Where Historic Oakland, Columbia, Md.

Skip the Space Heaters An outdoor cocktail reception was held just after the ceremony on what turned out to be a balmy November day. Ms. Ebah and Mr. Sama danced to “their” song, Anthony Hamilton’s “Cool,” cued up by a D.J.

Brotherly Love During a handful of speeches, the groom’s brother, Alhagie Sama, reinforced what most already knew about his older brother’s character. “Give him your heart, and he will give you his whole heart back,” he said. “Close your eyes and he will walk you through the darkest forest of this life.”
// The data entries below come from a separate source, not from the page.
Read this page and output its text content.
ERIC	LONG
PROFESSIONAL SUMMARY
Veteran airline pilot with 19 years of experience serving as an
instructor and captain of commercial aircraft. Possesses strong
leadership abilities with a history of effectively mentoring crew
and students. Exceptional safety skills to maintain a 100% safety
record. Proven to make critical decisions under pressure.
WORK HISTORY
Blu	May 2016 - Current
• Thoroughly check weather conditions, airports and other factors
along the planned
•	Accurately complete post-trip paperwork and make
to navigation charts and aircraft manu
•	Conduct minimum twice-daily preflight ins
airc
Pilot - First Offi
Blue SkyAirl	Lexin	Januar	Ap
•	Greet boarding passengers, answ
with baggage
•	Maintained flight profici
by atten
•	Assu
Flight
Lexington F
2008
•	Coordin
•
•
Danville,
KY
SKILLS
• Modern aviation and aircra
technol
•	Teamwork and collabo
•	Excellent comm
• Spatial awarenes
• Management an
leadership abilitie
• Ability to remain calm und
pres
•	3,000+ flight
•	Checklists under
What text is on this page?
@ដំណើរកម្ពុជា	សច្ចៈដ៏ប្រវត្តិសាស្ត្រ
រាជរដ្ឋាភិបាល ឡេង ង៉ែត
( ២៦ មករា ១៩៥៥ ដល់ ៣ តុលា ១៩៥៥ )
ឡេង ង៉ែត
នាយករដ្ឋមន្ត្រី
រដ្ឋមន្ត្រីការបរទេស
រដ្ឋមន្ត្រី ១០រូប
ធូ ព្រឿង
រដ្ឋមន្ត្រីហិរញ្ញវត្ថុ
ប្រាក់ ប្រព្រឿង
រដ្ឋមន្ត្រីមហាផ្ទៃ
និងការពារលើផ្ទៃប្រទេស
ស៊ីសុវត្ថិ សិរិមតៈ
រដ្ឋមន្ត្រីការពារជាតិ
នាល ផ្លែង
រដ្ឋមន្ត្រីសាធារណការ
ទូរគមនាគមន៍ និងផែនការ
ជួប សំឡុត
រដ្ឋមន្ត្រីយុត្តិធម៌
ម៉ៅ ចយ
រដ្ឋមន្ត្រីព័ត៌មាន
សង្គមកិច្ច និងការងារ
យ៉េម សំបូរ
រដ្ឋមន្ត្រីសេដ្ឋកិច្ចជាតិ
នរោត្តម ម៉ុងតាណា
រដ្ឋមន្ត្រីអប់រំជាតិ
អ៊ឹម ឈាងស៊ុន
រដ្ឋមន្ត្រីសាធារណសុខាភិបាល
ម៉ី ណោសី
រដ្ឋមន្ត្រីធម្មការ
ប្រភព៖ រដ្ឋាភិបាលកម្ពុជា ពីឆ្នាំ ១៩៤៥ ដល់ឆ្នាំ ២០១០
Boss’s Blessings Among the guests was John Faison, a director of operations at TGI Friday’s and Mr. Sama’s boss. “Bamba has a beautiful spirit,” he said. “Everywhere he goes, everybody falls in love with him. We’re so happy for him.”

Keeping Track A few days after the wedding, the newlyweds sent a concerned email to guests. “We ask that you all monitor your health and ensure you take proper precautions with your everyday lives. There were lots who didn’t wear masks or social distance throughout the affair,” they wrote, though no one has since reported contracting the virus.